Sunday, June 27, 2021

Day 12 - Surat to Khandala - 30 December 2020 - 416 km

Hetal took great care of my gastronomic demands in Surat. I have been a drooling fan of her cooking, presentation and hospitality over the past five years. Words fail to describe what she can do in the kitchen, oven and dining table. It would be an exercise in essay writing if I had to mention the goodies she spread out on the three days I was in Surat. Taking leave of the exemplary hosts in Gujarat, Hetal and Rajiv Shah, I embarked on the 350 km drive to Khandala.

Sanjeev Mhatre has been a Facebook friend for many years. Travel and shipping are the twin interests that kept communication going between us. When he read about my scheduled halt in Lonavala on the return trip to Chennai he insisted on playing host at his farm house in Khandala. Hence, I cancelled my hotel booking in Lonavala and headed to Khandala.

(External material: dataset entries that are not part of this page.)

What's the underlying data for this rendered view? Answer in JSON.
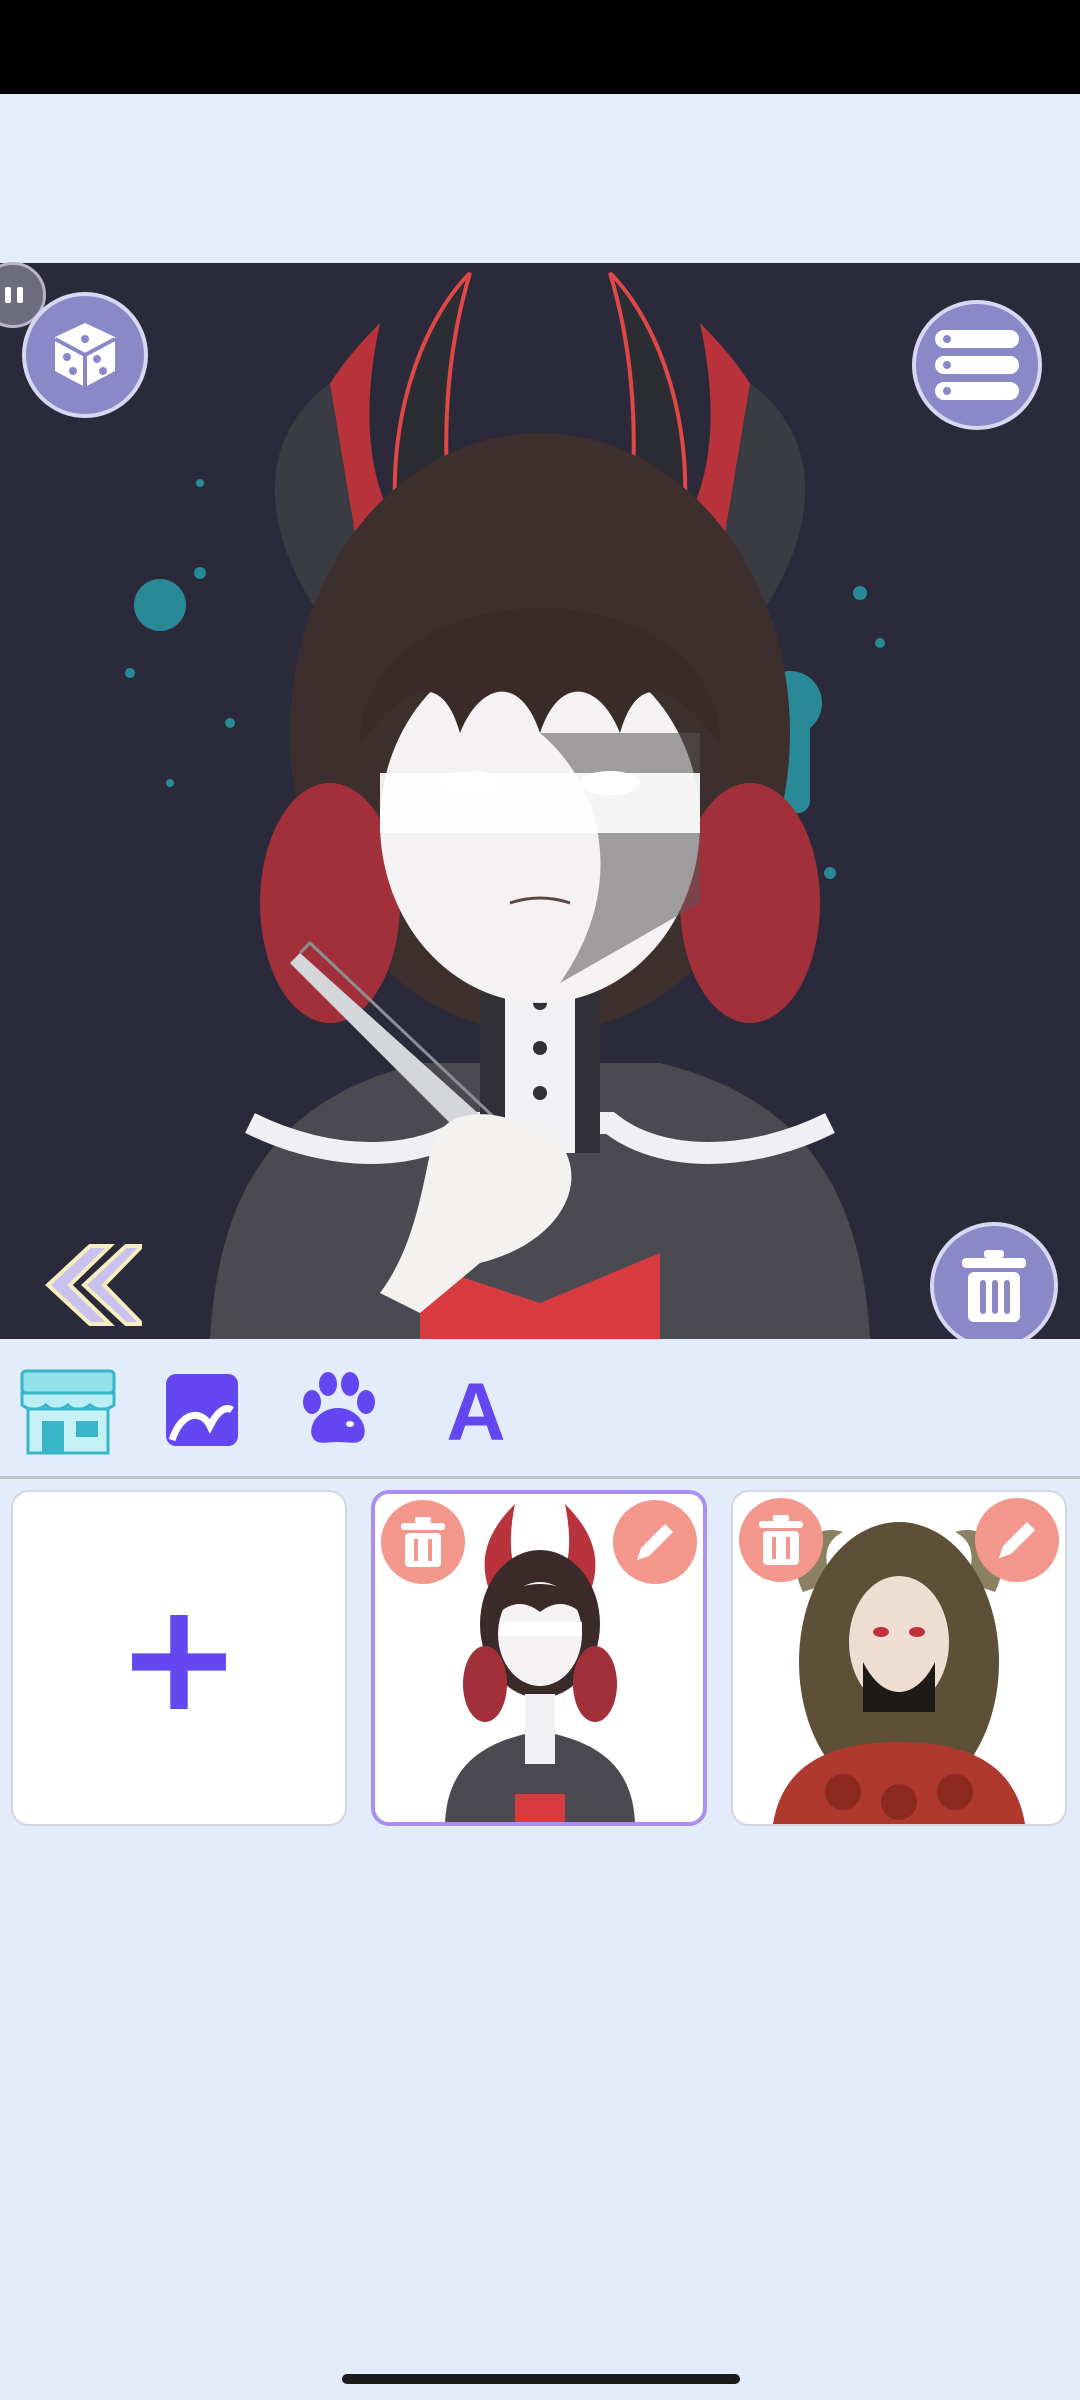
{
  "colors": {
    "accent": "#6447f0",
    "button_fill": "#8a88c6",
    "badge": "#f3978d",
    "canvas_bg": "#2a2a3b",
    "panel_bg": "#e2ecfb"
  },
  "canvas": {
    "dice_icon": "dice-icon",
    "menu_icon": "list-icon",
    "back_icon": "double-chevron-left-icon",
    "trash_icon": "trash-icon"
  },
  "toolbar": {
    "items": [
      {
        "icon": "shop-icon"
      },
      {
        "icon": "background-image-icon"
      },
      {
        "icon": "paw-icon"
      },
      {
        "icon": "text-icon",
        "glyph": "A"
      }
    ]
  },
  "gallery": {
    "add_glyph": "+",
    "cards": [
      {
        "selected": true,
        "icons": [
          "trash-icon",
          "pencil-icon"
        ]
      },
      {
        "selected": false,
        "icons": [
          "trash-icon",
          "pencil-icon"
        ]
      }
    ]
  }
}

The early morning start helped and so did the sparse traffic. The drive was smooth and uneventful. The movement across state borders have become hassleless after the introduction of GST. One does not see the ‘customary’ long queues of trucks and heavy vehicles, some even languishing for weeks. For passenger vehicles this has been a boon too as one does not have to weave through the stationary truck lanes. I anticipated the worst as I was nearing the Fountain Junction till I got out of the Thane quagmire. I was in Fountain in slightly over 3 hours. The Fastag helped, indeed.

Sanjeev piloted me to his farmhouse from a meeting point after Khandala Ghat. Sanjeev, as architect and interior designer, has designed and executed nearly 30 Container Freight Stations in India and a host of other commercial and residential properties. The style, form and standard are amply visible in his farm house. Beautifully landscaped surroundings with an inviting swimming pool the large and spacious farm house has been designed to harness light, wind and positivity. Personally designed and supervised by Sanjeev I would love to return to the peaceful and calm surroundings some day for an extended stay. I have, indeed, obtained, a rain check already from this most warm and amiable host.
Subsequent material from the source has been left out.